Curtis Blaydes Menjelaskan Mengapa Dia Pertarungan Gaya Terburuk Untuk Jon Jones

Curtis Blaydes, Jon Jones, UFC

Curtis Blaydes telah menjelaskan mengapa dia yakin dia adalah pertarungan gaya terburuk untuk mantan juara kelas berat ringan UFC, Jon Jones.

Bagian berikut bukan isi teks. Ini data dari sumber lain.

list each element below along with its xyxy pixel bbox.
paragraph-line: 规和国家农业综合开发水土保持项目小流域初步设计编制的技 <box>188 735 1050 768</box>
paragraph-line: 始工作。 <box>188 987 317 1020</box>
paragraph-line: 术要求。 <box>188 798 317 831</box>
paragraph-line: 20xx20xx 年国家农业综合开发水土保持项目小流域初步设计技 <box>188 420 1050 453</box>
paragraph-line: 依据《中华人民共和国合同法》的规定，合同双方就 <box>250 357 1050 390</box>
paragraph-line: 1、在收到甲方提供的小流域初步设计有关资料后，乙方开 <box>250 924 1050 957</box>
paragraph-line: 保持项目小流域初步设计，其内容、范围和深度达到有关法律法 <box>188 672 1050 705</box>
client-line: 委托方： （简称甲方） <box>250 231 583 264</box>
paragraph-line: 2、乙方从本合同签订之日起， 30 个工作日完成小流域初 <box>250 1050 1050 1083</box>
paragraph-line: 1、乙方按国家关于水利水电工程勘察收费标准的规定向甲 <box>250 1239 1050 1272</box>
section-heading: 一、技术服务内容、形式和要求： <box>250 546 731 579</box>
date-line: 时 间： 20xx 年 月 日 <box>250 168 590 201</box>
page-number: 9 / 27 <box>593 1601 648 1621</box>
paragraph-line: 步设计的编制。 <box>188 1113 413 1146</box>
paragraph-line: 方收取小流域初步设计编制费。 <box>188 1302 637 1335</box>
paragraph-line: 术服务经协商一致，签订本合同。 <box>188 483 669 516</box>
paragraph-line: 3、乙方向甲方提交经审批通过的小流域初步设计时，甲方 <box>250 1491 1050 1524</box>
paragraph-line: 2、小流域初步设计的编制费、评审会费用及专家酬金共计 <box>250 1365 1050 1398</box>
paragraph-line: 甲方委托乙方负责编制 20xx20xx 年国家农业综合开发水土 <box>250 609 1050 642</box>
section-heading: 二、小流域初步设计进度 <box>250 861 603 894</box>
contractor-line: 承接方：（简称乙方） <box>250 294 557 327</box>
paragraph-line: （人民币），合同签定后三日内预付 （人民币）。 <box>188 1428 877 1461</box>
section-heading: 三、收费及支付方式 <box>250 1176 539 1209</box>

Blaydes saat ini duduk di posisi nomor empat dalam peringkat kelas berat dan meraih kemenangan mutlak melawan Jairzinho Rozenstruik di UFC 266. Jones terakhir berkompetisi pada Februari 2020 di UFC 247, di mana ia mengalahkan Dominick Reyes dengan keputusan bulat untuk mempertahankan kelas berat ringannya. mahkota, yang dikosongkan beberapa bulan kemudian pada bulan Agustus.

Curtis Blaydes Tentang Jon Jones

Petenis asli Albuquerque itu ingin segera merebut gelar pada debut kelas beratnya, dan Dana White juga yakin pertarungan antara dia dan juara Francis Ngannou harus terjadi selanjutnya. Berbicara kepada MMA News, bagaimanapun, Blaydes mengatakan bahwa dia akan menjadi tantangan yang lebih berat bagi Jones daripada ‘The Predator’.

“Secara gaya? Sejujurnya, saya pikir ini saya (pertarungan terburuk Jones) karena saya akan melibatkan grappling,” kata Blaydes. “Saya tidak mengatakan saya yang terbaik, tapi saya pikir saya menawarkan penampilan yang lebih berbeda. Seperti, saat dia melawan Ngannou, atau Stipe [Miocic], atau [Ciryl] Gane, atau Derrick Lewis, dia tahu mereka semua akan menyerangnya. Dia tahu itu. Dia tahu bahwa jika dia tetap di luar, dia sangat ahli dalam hal itu. Orang-orang tidak tahu bagaimana melewati jangkauannya yang panjang. Cara terbaik untuk melewatinya adalah dengan masuk ke dalam clinch. Tapi orang-orang ini tidak menginginkannya.

“Derrick Lewis tidak ingin clinch, Ngannou tidak ingin clinch; mereka mencari KO. Dia tidak akan memberimu kesempatan dari jarak jauh untuk menjatuhkannya. Jadi, saya pikir jika dia melawan orang-orang itu, dia akan memilih mereka dari luar. Saya? Dia harus khawatir setiap kali dia melakukan tendangan kaki, apakah aku akan mengambilnya? Dan dia akan menjadi sedikit lebih ragu-ragu. Semua orang melakukan itu. Setiap kali saya melawan siapa pun, seperti [Alexander] Volkov, Junior (dos Santos), bahkan Jairzinho; kami selalu berharap mereka menjadi jauh lebih agresif, dan ternyata tidak. Karena kita selalu lupa bahwa mereka tidak ingin dijatuhkan.”

Ngannou baru-baru ini mengalahkan Ciryl Gane dengan keputusan bulat untuk mempertahankan mahkota kelas beratnya di UFC 270, dan kemungkinan akan menghabiskan sisa tahun ini di sela-sela karena cedera.

Apakah Anda setuju dengan Curtis Blaydes bahwa dia adalah pertarungan gaya terburuk untuk Jon Jones?